C’è una differenza sostanziale tra il comportamento della natura nei confronti dell’uomo e verso gli altri animali: avendo donato al primo uno spirito sublime, non ammette che facoltà così nobili siano inoperose, ma lo spinge ad impiegare sempre il meglio della sua arte e della sua abilità.

Le creature irrazionali vedono soddisfatte dalla natura le loro necessità. Ma l’uomo, esposto nudo ai rudi elementi, si solleva da questo stato di debolezza grazie alla cura dei propri genitori; quando ha raggiunto il suo massimo sviluppo, ha la capacità di sopravvivere con il proprio impegno. Tutto si acquisisce con l’abilità e il lavoro, e dove la natura fornisce i materiali, essi sono ancora grezzi.
L’uomo deve riconoscere la benevolenza della natura, ma non lasciare che l’indolenza lo convinca ad accontentarsi dei suoi doni. Se la natura è stata avara in doni e doti, ci sarà ancora più bisogno di arte per supplire alle mancanze. Se è stata generosa, essa si aspetta operosità. L’ingegno più ricco, così come il suolo più fertile, quando è incolto, sarà coperto solo di erbacce rigogliose.

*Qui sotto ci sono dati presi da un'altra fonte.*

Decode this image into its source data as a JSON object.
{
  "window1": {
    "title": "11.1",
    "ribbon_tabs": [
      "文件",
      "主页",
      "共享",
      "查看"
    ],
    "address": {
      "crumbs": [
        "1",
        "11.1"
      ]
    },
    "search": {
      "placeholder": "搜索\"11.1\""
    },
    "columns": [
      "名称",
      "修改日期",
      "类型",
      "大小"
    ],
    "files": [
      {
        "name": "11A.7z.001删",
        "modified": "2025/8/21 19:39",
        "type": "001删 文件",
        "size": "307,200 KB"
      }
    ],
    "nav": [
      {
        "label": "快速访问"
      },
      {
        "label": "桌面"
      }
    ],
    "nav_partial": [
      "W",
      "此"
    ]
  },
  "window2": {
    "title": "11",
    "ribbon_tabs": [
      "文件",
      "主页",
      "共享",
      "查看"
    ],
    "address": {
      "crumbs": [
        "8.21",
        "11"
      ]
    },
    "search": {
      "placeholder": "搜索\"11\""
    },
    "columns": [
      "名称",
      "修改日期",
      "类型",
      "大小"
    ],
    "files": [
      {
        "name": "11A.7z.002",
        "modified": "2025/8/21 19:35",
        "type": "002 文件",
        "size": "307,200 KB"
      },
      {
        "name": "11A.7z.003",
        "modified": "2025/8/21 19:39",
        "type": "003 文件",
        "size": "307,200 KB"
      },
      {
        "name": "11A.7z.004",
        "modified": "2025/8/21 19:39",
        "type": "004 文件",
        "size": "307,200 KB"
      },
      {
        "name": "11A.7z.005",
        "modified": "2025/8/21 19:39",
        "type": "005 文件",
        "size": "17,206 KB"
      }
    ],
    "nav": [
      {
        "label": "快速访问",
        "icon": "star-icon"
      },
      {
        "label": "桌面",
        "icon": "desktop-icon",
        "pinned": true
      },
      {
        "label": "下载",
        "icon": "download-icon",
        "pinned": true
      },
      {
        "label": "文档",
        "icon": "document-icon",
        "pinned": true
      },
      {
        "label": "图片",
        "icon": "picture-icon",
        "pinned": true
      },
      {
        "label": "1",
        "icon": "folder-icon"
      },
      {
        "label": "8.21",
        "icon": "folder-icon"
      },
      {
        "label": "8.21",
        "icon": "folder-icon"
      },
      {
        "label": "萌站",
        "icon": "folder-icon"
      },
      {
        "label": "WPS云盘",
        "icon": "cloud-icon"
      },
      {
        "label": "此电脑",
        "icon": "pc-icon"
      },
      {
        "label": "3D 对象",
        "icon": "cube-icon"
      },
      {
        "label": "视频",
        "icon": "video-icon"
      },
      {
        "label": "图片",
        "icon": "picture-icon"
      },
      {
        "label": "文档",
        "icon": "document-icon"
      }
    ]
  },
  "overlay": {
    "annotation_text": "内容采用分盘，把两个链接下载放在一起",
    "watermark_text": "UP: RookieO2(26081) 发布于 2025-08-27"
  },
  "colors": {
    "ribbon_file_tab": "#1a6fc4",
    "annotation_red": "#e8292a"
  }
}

Il fine più alto di ogni attività umana è il raggiungimento della felicità. Per questo sono state inventate le arti, coltivate le scienze, decretate le leggi. Solo quando avremo fissato tutte le regole di comportamento saremo filosofi. Quando avremo in pratica queste leggi, saremo saggi.
E’ il lavoro l’ingrediente principale della felicità: ogni godimento diventa presto sciocco e sgradevole, quando non è conquistato con fatica e impegno. L’uomo laborioso disdegna una preda facile. Egli cerca una preda che si nasconda alla sua perlustrazione, che si difenda dalla sua violenza.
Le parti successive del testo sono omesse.